Yakido
- Other names: Ygido; Hachikido;
- Country of origin: Japan
- Use: cock-fighting

Traits
- Weight: Male: 2.1–2.6 kg; Female: 1.7–2.1 kg;
- Skin colour: red
- Egg colour: cream to brown
- Comb type: triple

Classification
- APA: no
- EE: yes
- PCGB: Asian hard feather

= Yakido =

Japanese breed of fighting cock

The Yakido (八木戸鶏) is a Japanese breed of fighting chicken. It belongs to the Shamo group of breeds. It was bred in the Kansai region in southern Honshu in the mid-nineteenth century. It was made a Natural Monument of Japan in 1950.

== History ==

The Yakido derives from the Shamo group of fighting chicken breeds, which are thought to descend from birds of Malay type brought from Thailand in the early part of the seventeenth century, during the Edo period. The Yakido was bred in Mie Prefecture, in Kansai region in southern Honshu, in the mid-nineteenth century, in the late Edo period. It was made a Natural Monument of Japan under law 214 of 30 May 1950.

== Characteristics ==

The Yakido is a small bird of gamecock type. It is muscular and strong, and stands very upright. It has hard, close feathers, and holds its wings close to the body. It is found in only one colour, black. The beak and legs are yellow, sometimes with black markings. The comb is triple.
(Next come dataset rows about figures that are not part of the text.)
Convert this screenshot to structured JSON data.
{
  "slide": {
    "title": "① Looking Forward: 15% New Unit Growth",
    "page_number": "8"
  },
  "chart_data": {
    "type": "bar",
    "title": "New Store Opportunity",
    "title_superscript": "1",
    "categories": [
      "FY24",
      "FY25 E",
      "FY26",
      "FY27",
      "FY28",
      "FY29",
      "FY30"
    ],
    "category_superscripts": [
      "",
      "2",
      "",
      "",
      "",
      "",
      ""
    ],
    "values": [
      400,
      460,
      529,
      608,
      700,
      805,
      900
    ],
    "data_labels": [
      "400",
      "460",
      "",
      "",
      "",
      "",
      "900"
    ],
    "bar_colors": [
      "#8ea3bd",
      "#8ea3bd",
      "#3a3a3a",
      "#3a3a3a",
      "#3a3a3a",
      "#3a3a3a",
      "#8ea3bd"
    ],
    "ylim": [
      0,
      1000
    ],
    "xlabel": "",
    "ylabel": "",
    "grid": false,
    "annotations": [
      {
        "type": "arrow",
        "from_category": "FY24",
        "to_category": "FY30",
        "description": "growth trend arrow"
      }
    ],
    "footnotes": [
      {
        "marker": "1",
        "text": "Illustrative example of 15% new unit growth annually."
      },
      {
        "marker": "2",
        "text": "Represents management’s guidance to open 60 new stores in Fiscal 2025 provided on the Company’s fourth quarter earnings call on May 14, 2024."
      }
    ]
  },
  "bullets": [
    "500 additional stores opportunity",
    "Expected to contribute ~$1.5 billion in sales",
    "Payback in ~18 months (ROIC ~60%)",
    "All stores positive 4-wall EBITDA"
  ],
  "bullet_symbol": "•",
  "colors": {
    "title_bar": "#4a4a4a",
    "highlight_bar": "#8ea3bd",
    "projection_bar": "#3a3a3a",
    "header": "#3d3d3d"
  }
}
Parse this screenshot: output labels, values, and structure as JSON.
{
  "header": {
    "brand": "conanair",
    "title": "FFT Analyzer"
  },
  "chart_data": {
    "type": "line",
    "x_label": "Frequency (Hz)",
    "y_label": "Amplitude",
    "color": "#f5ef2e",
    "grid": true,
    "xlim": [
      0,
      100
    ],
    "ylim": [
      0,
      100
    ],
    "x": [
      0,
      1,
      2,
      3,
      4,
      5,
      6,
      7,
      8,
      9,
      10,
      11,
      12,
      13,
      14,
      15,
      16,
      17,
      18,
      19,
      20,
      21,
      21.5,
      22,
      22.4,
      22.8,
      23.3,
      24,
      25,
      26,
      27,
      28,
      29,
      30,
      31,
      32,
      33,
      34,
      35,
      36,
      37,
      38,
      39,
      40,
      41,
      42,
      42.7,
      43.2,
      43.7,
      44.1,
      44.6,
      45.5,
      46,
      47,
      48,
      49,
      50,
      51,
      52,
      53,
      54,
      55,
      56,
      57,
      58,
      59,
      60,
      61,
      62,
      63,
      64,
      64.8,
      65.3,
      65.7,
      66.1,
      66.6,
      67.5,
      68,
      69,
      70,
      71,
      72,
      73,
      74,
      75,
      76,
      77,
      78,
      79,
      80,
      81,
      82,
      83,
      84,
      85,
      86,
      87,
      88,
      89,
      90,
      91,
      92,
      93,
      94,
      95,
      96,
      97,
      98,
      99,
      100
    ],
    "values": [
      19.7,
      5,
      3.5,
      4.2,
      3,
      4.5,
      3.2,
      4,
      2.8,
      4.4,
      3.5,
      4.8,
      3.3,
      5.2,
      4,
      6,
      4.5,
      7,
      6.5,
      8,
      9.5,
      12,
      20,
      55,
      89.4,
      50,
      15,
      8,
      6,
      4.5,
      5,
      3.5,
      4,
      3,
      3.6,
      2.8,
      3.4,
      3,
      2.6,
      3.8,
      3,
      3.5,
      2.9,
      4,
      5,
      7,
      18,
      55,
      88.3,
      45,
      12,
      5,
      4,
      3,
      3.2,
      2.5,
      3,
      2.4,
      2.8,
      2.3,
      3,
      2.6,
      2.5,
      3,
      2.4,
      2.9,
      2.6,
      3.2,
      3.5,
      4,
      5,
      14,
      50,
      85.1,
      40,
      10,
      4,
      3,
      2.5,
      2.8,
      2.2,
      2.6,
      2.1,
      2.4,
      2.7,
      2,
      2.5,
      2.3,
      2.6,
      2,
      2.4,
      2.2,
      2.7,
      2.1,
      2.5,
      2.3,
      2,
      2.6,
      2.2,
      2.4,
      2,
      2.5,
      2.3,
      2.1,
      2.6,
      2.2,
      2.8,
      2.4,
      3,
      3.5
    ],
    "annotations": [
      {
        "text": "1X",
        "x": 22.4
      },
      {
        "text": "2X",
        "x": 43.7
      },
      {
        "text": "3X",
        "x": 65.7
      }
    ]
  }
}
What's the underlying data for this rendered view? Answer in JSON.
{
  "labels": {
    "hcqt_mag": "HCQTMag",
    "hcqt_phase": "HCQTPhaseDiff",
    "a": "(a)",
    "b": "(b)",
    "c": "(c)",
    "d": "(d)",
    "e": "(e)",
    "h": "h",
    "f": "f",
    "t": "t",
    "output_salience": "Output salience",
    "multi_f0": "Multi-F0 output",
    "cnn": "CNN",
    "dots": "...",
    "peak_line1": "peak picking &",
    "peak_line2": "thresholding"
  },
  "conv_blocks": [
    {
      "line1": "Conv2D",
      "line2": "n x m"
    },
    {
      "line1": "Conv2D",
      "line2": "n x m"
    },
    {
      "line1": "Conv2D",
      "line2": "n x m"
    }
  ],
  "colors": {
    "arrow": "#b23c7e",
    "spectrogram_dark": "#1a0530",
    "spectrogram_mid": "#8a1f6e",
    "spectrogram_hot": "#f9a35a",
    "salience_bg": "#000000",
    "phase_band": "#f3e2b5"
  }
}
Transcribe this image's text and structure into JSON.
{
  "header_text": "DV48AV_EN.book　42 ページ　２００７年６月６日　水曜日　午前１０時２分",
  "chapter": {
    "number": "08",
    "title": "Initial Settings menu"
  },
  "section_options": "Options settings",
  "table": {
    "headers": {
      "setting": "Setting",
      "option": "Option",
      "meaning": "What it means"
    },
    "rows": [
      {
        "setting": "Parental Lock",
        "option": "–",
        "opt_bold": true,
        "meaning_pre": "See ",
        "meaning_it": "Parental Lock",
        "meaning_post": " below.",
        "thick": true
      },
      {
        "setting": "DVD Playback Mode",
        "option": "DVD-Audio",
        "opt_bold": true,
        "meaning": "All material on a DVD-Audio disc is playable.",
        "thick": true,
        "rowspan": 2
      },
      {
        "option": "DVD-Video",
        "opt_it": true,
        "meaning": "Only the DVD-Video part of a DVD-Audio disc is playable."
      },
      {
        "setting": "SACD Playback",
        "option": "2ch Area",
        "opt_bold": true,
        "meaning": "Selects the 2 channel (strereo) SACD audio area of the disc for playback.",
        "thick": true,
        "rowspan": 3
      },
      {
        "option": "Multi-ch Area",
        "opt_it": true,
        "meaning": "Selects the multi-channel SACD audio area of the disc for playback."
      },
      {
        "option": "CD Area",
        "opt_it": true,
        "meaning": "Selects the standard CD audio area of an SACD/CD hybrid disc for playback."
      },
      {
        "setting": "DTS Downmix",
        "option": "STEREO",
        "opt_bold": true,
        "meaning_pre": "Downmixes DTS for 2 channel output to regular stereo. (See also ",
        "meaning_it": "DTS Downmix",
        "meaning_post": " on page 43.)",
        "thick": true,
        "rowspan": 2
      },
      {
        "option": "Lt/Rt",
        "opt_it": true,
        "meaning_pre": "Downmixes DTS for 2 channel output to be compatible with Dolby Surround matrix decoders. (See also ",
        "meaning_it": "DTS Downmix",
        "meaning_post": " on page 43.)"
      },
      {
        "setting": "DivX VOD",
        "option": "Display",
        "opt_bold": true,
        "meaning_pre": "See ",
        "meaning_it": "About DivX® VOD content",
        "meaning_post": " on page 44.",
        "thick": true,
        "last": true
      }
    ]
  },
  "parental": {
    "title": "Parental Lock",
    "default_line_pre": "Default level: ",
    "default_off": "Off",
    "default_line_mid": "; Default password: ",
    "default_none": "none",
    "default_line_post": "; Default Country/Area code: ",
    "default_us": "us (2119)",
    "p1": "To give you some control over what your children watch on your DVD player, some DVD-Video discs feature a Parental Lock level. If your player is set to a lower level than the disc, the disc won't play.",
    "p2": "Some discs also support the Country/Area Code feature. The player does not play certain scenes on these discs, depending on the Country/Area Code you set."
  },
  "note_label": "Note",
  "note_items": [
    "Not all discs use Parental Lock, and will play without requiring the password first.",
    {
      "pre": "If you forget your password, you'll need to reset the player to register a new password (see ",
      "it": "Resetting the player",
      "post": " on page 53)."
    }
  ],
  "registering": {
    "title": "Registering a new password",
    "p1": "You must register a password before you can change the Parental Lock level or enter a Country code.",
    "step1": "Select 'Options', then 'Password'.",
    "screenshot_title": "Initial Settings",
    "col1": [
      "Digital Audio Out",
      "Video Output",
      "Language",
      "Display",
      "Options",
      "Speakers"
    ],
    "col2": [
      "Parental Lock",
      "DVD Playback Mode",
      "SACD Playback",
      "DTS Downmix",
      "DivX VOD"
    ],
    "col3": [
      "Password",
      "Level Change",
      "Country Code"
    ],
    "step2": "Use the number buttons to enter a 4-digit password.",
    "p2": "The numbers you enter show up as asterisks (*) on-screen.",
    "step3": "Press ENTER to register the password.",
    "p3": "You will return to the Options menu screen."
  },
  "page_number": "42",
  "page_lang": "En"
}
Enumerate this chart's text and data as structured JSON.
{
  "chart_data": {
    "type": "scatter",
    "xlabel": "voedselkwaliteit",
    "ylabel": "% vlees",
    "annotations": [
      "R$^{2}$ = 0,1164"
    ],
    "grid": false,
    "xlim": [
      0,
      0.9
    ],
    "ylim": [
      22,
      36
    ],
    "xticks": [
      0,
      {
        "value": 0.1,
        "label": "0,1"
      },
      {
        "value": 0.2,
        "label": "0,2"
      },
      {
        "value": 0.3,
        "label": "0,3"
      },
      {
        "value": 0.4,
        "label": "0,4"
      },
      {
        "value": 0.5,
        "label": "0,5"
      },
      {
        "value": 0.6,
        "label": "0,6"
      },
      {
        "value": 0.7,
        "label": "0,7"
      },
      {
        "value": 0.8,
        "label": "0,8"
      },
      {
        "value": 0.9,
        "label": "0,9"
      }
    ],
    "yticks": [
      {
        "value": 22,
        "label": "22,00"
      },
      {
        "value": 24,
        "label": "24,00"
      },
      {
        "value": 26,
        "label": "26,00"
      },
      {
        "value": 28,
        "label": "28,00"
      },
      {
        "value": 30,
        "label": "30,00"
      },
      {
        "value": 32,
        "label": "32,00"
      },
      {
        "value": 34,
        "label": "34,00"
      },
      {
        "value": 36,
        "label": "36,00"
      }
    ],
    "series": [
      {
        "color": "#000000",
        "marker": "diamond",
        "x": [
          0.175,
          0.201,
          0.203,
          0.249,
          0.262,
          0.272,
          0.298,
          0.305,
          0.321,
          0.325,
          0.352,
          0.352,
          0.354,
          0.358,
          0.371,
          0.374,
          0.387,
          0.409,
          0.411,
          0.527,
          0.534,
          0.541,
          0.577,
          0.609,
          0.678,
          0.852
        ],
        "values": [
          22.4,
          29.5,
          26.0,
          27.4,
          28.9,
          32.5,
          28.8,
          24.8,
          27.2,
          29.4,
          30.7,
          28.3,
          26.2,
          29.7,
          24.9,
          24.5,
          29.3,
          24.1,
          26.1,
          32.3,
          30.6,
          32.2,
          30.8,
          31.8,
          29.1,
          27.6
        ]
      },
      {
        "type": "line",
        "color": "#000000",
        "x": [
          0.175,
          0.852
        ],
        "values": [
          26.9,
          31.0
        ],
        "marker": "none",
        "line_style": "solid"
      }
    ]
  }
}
The Yakido is intermediate in weight between standard-sized and bantam chickens. In the United Kingdom, but not in Germany, it is considered a bantam.

== Use ==

The Yakido was created as a sparring-partner for larger fighting-cocks. Hens lay about 80 cream-coloured or brown eggs per year; egg weight is about 50 g. This breed is used in creating Kumano Jidori(F3 hybrid used for meat production) as one of great-grandfathers.